El Gobierno presentó ayer los cambios a los programas sociales, que apuntan a privilegiar el nuevo Seguro de Capacitación y Empleo como sustituto del plan Jefas y Jefes de Hogar. El ministro de Trabajo, Carlos Tomada, en un reportaje exclusivo con El Cronista, explicó la nueva política social.

–¿Qué espera el Gobierno del nuevo Seguro de Empleo?

–Las perspectivas son alentadoras. El Seguro de Capacitación y Empleo se instrumenta a partir de un proceso donde va incluido el crecimiento económico, la generación de empleo y la progresiva creación de una institucionalidad en todo el país en materia de formación profesional e intermediación laboral, que son las Oficinas de Empleo, un puente entre quienes buscan trabajo y quienes apuestan a producir.

–¿Cómo se resuelve la falta de trabajadores calificados?

–Desde que nos lanzamos a la construcción de esta red de formación profesional nos planteamos como objetivo direccionar la inversión a los sectores y regiones donde esa falta de calificación se hacía más evidente. Hemos invertido más de $ 60 millones y direccionado las tareas hacia los sectores que recuperaron más rápido su dinámica productiva, como el metalúrgico en el norte del Gran Buenos Aires y sur de Córdoba y Santa Fe, la industria textil en Arrecifes y Pergamino, la vitivinícola en Mendoza o la de la madera en el Noreste. Esto comenzó en 2004, hoy se continúa y profundiza.

–¿Cuál va a ser la partida presupuestaria para el Seguro?

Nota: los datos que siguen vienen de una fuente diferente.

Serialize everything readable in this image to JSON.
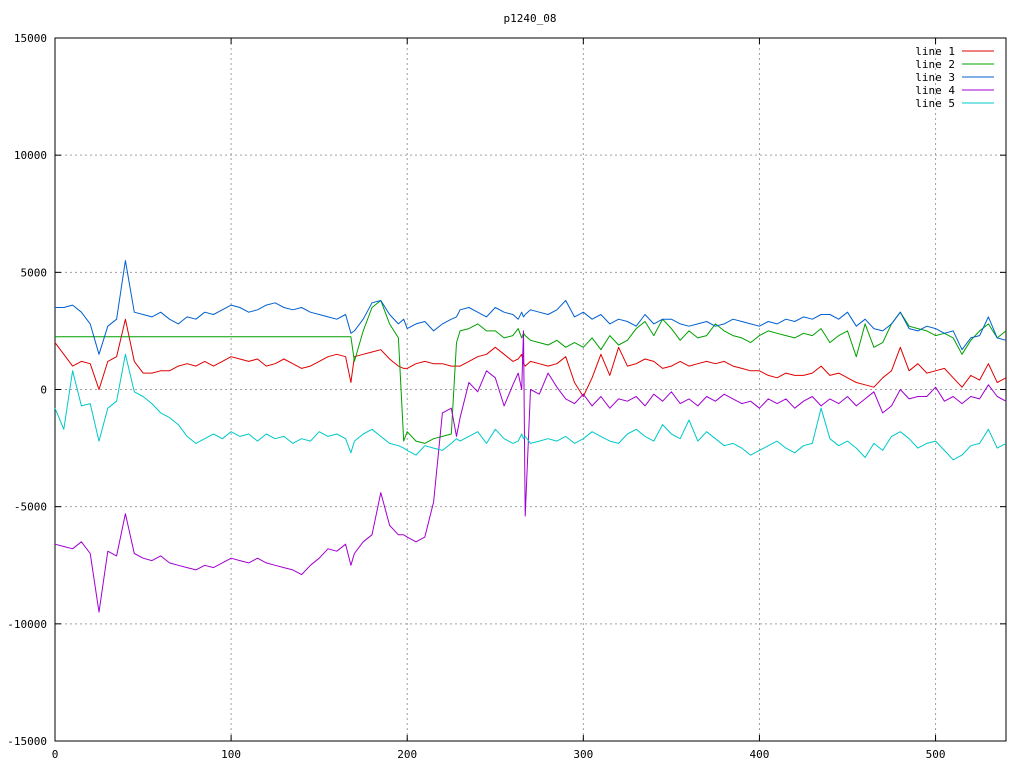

–Lo que hay es una reasignación de partidas y en el caso del programa Familias un aporte del BID de 1.000 millones de pesos en tres años. Habrá algunos fondos más para fortalecer las Oficinas de Empleo y ampliar la oferta de capacitación.

–Los empresarios son renuentes a contratar a beneficiarios de planes sociales, ¿eso va a cambiar?

–Se logró la incorporación de 400.000 Jefas y Jefes al empleo, sin la institucionalidad que implica este Seguro. Si nosotros estimulamos con intermediación y capacitación, es previsible que esta dinámica la podamos sostener en el tiempo.

–¿Cuántos beneficiarios del plan Jefes pasarán al Seguro?

–Hay gente que se incorpora al plan Familias porque no fueron, no son, ni serán buscadores de trabajo. A los que busquen trabajo los vamos a incorporar al Seguro. Calculo 50% de los Jefas y Jefes (en la actualidad 1,4 millón) son buscadores de trabajo. No nos ponemos metas de cuántos podremos emplear, pero un objetivo en dos años es incorporar al menos a 500.000 beneficiarios.

–¿El seguro va a ser sólo para beneficiarios de planes sociales?

–En una primera etapa sí. El objetivo central es transformar el plan Jefas y Jefes en un Seguro de Empleo que implica un Estado más presente.

–Si los beneficiarios de los planes pasan al seguro, se blanqueará su situación de desocupados. ¿Habrá cambios en el índice de desempleo?

–Creemos que va a ser baja la incidencia en la encuesta. De todas maneras no es nuestra preocupación central exhibir buenos indicadores. Si el resultado es que hemos incorporado trabajadores al empleo formal, no me preocupa el índice.

–El presidente Kirchner anticipó cambios en el seguro de desempleo.

–Se trata de dos instituciones diferentes. Por un lado el Seguro de Capacitación y Empleo que apunta a la capacitación de los beneficiarios del plan Jefes. Esta es una política bien activa. El Seguro de Desempleo es primero una política pasiva que nosotros también vamos a activar. Vamos a propiciar que quienes entran al Seguro de Desempleo tradicional también sean partícipes de actividades de recalificación, búsqueda de empleo y de aceptar propuestas de trabajo. Lo que vamos a hacer es tratar de ampliar el alcance del seguro.

–¿Cómo va a ser en la práctica la búsqueda de empleo?

–Firmamos con empresas un programa de capacitación con compromiso de inserción de beneficiarios de planes sociales. La empresa expresa su necesidad, diseña las actividades y nosotros financiamos esas actividades y le proveemos beneficiarios. Logramos muy buenos resultados en empresas como Tandanor, La Campagnola, la industria de la madera y la del software, entre otras. Estos mecanismos van a profundizarse y a acelerarse.

–¿Qué beneficios tendrán las empresas que se sumen al seguro?

–Básicamente el beneficio es tener un trabajador calificado. Esta es una medida que el sector empresario venía reclamando hace largo tiempo. Se mantendrá que el Estado por seis meses sostendrá el pago del subsidio (de $ 225), más la reducción a la mitad de las cargas sociales.